Qi originated in ancient Chinese shamanism. Offering sacrifice (Heng) was an important way for ancient shamans to connect with higher-level spirits or with their ancestors. The mist or vapor rising from a sacrificial offering was understood to be a pattern of mystery, connection, and communication between Heaven and human beings. Thus, Qi is related to spirit and can be translated as spirit. The word Qi has been widely used in Chinese daily life for thousands of years to convey different meanings.

In Qigong theory, Qi is usually translated into English as breath or vital energy. The existence of Universal Qi is like a musical rhythm. Even if we can't see it, we can feel it in our bodies and in the environment through a deep heart/mind connection.

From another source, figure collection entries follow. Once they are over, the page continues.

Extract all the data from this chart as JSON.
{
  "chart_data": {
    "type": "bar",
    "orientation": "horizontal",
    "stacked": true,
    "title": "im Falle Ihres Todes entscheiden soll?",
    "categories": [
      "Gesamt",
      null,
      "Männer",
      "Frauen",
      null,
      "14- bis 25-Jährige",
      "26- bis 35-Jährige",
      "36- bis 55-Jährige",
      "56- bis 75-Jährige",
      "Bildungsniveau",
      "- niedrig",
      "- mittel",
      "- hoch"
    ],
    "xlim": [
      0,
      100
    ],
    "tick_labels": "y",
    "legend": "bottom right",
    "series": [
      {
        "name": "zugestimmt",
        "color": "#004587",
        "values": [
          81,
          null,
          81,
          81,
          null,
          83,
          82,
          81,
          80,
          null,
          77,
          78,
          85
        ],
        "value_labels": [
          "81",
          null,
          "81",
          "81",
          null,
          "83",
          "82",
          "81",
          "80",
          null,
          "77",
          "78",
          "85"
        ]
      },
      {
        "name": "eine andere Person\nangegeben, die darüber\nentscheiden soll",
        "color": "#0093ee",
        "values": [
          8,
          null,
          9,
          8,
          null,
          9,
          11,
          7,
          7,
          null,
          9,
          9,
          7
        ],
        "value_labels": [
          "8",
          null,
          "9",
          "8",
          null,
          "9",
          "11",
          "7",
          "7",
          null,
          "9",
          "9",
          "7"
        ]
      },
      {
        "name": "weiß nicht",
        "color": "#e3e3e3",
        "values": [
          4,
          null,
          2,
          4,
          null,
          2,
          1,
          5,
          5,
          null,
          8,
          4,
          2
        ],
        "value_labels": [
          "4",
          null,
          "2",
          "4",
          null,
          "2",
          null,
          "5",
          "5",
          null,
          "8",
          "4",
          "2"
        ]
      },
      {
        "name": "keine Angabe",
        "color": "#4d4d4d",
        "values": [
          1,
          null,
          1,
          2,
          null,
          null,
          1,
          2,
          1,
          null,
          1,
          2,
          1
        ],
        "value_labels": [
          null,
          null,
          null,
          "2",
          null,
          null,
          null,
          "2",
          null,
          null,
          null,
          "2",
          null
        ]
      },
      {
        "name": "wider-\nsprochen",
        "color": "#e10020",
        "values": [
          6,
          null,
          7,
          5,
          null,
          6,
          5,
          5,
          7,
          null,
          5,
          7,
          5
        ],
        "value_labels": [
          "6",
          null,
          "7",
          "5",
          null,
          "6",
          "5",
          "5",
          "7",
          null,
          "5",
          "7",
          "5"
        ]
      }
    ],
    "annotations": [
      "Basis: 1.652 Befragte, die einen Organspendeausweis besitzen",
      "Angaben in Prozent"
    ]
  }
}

Classical Chinese culture is a Qi culture. According to classical Chinese philosophy, Qi is the most basic and important material in the universe. Qi is the original energy of the universe and follows the laws of the cosmos as it cycles between tangible and intangible forms. "The pure Qi is Qi [here meaning something like breath]; the turbid Qi is matter (Zhi )." Its expression in the sky is found in the stars and in their movements. In the Earth, Qi is found in the mountains, oceans, air, and in all forms of life. For human beings, Qi manifests as the physical body and the processes of the mind. This animating energy connects us with the cosmos. We can understand Qi at a deep level through Qigong practice.

4. Qigong

Qigong is a traditional method of physical, mental, and spiritual cultivation. It can be translated into English as Qi cultivation, spiritual cultivation, or to work with the Qi. The original function of Qigong was to model a way of life as well as to reach a state of Enlightenment.

From the perspective of ancient Chinese philosophy, the Great Dao is composed of the interaction of one Yin and one Yang and its expression throughout the universe. Heaven represents the Yang component while Earth represents the Yin component. The balance and union of these Heavenly Yang and Earthly Yin energies result in a peaceful and harmonious world. Likewise, imbalances in these energies can result in disharmony in the world, which can take the form of natural disasters such as earthquakes, storms, floods, and volcanic eruptions.

As a part of this dynamic universe, human beings are also subject to the effects of these energies. By following and living by the balancing principles of the universe, it is possible to achieve harmony in the body. Through study and observation of this Universal Way, the ancient Wu created numerous methods to help people maintain/rebuild their body balancing systems in order to keep their bodies, minds, and spirits healthy. People have used these methods to improve their lives for thousands of years in China. Now, we call these modalities Qigong.

Given the long history of Qigong, we may not fully understand its original function. Moreover, the benefits of Qigong practice have led many of us to focus only on the desired results rather than on the deep roots of Qigong. Yes, it is true that we can do Eye Qigong to improve eyesight, or Strengthening Qigong to eliminate cancer, or other Qigong forms to treat particular health concerns. However, in my personal Wu (Shamanic) Qigong experience, mastering the Wu (Shamanic) root of Qigong practice is a powerful way to enhance our cultivation.


Karcher, Stephen. Ta Chuan. New York: St. Martin's Press. 2000: 40.
Li Zehou, Jimao Wu Shuo. Beijing: Zhongguo Dianying Chubanshe, 1999: 68.
See Wu, Zhongxian. "Seeking the Roots of Classical Qigong: Exploring the Original Meaning of the Pure Yang Mudra." Empty Vessel Winter 2003: 26.
Li Jingde. Zhuzi Yulei, comp. (1270; rpt Beijing: Zhonghua Shuju, 1986) 3:37.